Pour les sujets qui présentent une plainte qu'il est possible de contextualiser et de mettre en rapport avec une thématique conflictuelle relationnelle, par exemple sentimentale ou professionnelle, l'IPB semble plus adéquate. Elle oblige cependant à évaluer les justes motifs de surseoir à un traitement symptomatique, ainsi qu'à réserver un cinquième entretien semi-structuré visant à préciser le diagnostic DSM-IV ou CIM-10. Ces données confirment que l'IPB peut être considérée comme un modèle psychanalytique de consultation thérapeutique de l'adulte.12
On peut s'étonner que cette dimension de la consultation générale, qui était présente dans les conceptions antérieures,13 tende à se perdre dans le champ de la psychiatrie contemporaine. On trouve certes une abondante littérature à propos de consultations spécialisées, où les dimensions biologique, psychologique et sociale sont prises en compte, mais elle ne traite que de troubles ou de maladies isolés et spécifiques (par exemple le sida14 ou l'infarctus du myocarde15). C'est en fait dans le champ psychologique et social que l'on trouve de nos jours des travaux en rapport avec une théorie générale de la consultation. Marziali,16 par exemple, rappelle trois objectifs du premier entretien : 1) établir une alliance de travail ; 2) collecter les informations nécessaires pour comprendre le problème du client et pour faire les recommandations de traitement appropriées et 3) faire des interventions qui agissent favorablement sur cette première rencontre et qui montrent au client la manière dont se déroule le traitement. On peut s'étonner que ces deux traditions, psychiatrique et psychologique, se soient séparées, alors même que les enjeux de la consultation thérapeutique ont un impact sur le travail du médecin.
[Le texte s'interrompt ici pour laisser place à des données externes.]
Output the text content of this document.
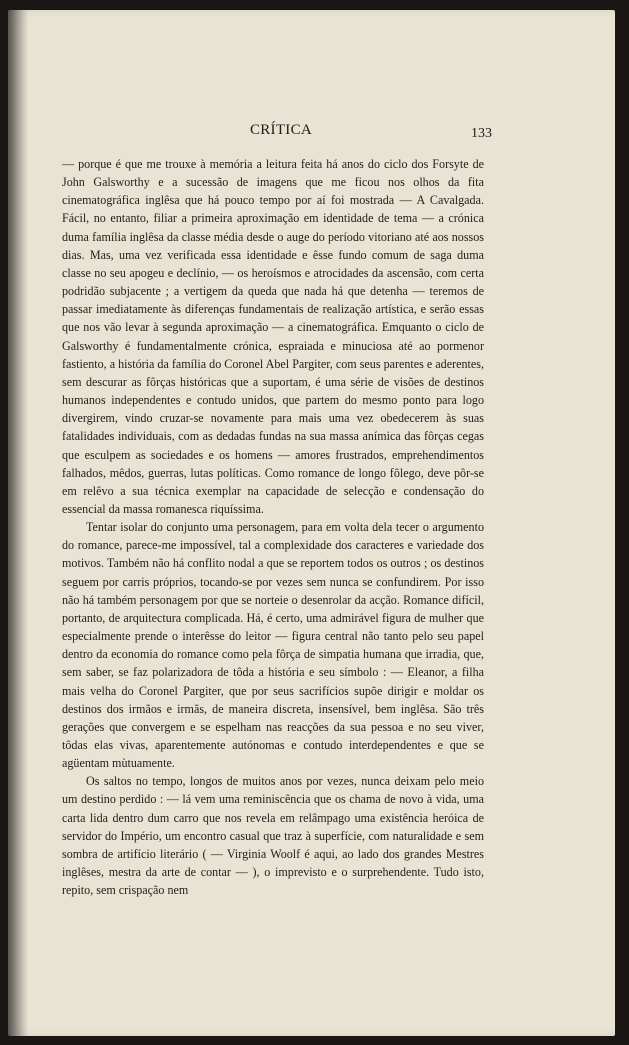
CRÍTICA	133

— porque é que me trouxe à memória a leitura feita há anos do ciclo dos Forsyte de John Galsworthy e a sucessão de imagens que me ficou nos olhos da fita cinematográfica inglêsa que há pouco tempo por aí foi mostrada — A Cavalgada. Fácil, no entanto, filiar a primeira aproximação em identidade de tema — a crónica duma família inglêsa da classe média desde o auge do período vitoriano até aos nossos dias. Mas, uma vez verificada essa identidade e êsse fundo comum de saga duma classe no seu apogeu e declínio, — os heroísmos e atrocidades da ascensão, com certa podridão subjacente ; a vertigem da queda que nada há que detenha — teremos de passar imediatamente às diferenças fundamentais de realização artística, e serão essas que nos vão levar à segunda aproximação — a cinematográfica. Emquanto o ciclo de Galsworthy é fundamentalmente crónica, espraiada e minuciosa até ao pormenor fastiento, a história da família do Coronel Abel Pargiter, com seus parentes e aderentes, sem descurar as fôrças históricas que a suportam, é uma série de visões de destinos humanos independentes e contudo unidos, que partem do mesmo ponto para logo divergirem, vindo cruzar-se novamente para mais uma vez obedecerem às suas fatalidades individuais, com as dedadas fundas na sua massa anímica das fôrças cegas que esculpem as sociedades e os homens — amores frustrados, emprehendimentos falhados, mêdos, guerras, lutas políticas. Como romance de longo fôlego, deve pôr-se em relêvo a sua técnica exemplar na capacidade de selecção e condensação do essencial da massa romanesca riquíssima.

Tentar isolar do conjunto uma personagem, para em volta dela tecer o argumento do romance, parece-me impossível, tal a complexidade dos caracteres e variedade dos motivos. Também não há conflito nodal a que se reportem todos os outros ; os destinos seguem por carris próprios, tocando-se por vezes sem nunca se confundirem. Por isso não há também personagem por que se norteie o desenrolar da acção. Romance difícil, portanto, de arquitectura complicada. Há, é certo, uma admirável figura de mulher que especialmente prende o interêsse do leitor — figura central não tanto pelo seu papel dentro da economia do romance como pela fôrça de simpatia humana que irradia, que, sem saber, se faz polarizadora de tôda a história e seu símbolo : — Eleanor, a filha mais velha do Coronel Pargiter, que por seus sacrifícios supõe dirigir e moldar os destinos dos irmãos e irmãs, de maneira discreta, insensível, bem inglêsa. São três gerações que convergem e se espelham nas reacções da sua pessoa e no seu viver, tôdas elas vivas, aparentemente autónomas e contudo interdependentes e que se agüentam mùtuamente.

Os saltos no tempo, longos de muitos anos por vezes, nunca deixam pelo meio um destino perdido : — lá vem uma reminiscência que os chama de novo à vida, uma carta lida dentro dum carro que nos revela em relâmpago uma existência heróica de servidor do Império, um encontro casual que traz à superfície, com naturalidade e sem sombra de artifício literário ( — Virginia Woolf é aqui, ao lado dos grandes Mestres inglêses, mestra da arte de contar — ), o imprevisto e o surprehendente. Tudo isto, repito, sem crispação nem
D'autres formes d'investigation prenant en compte les aspects dynamiques du processus devraient pouvoir être développées ou repérées et réincorporées à la pratique médicale. Certaines existent déjà, par exemple dans le domaine de la dépendance à l'alcool, sous forme d'entretiens motivationnels brefs.17 Les courants systémique et cognitif ont aussi développé des pratiques comparables. Reste à les faire connaître, à étudier les caractéristiques comparatives de chacun des modèles et à développer leur intégration dans la formation du psychiatre psychothérapeute.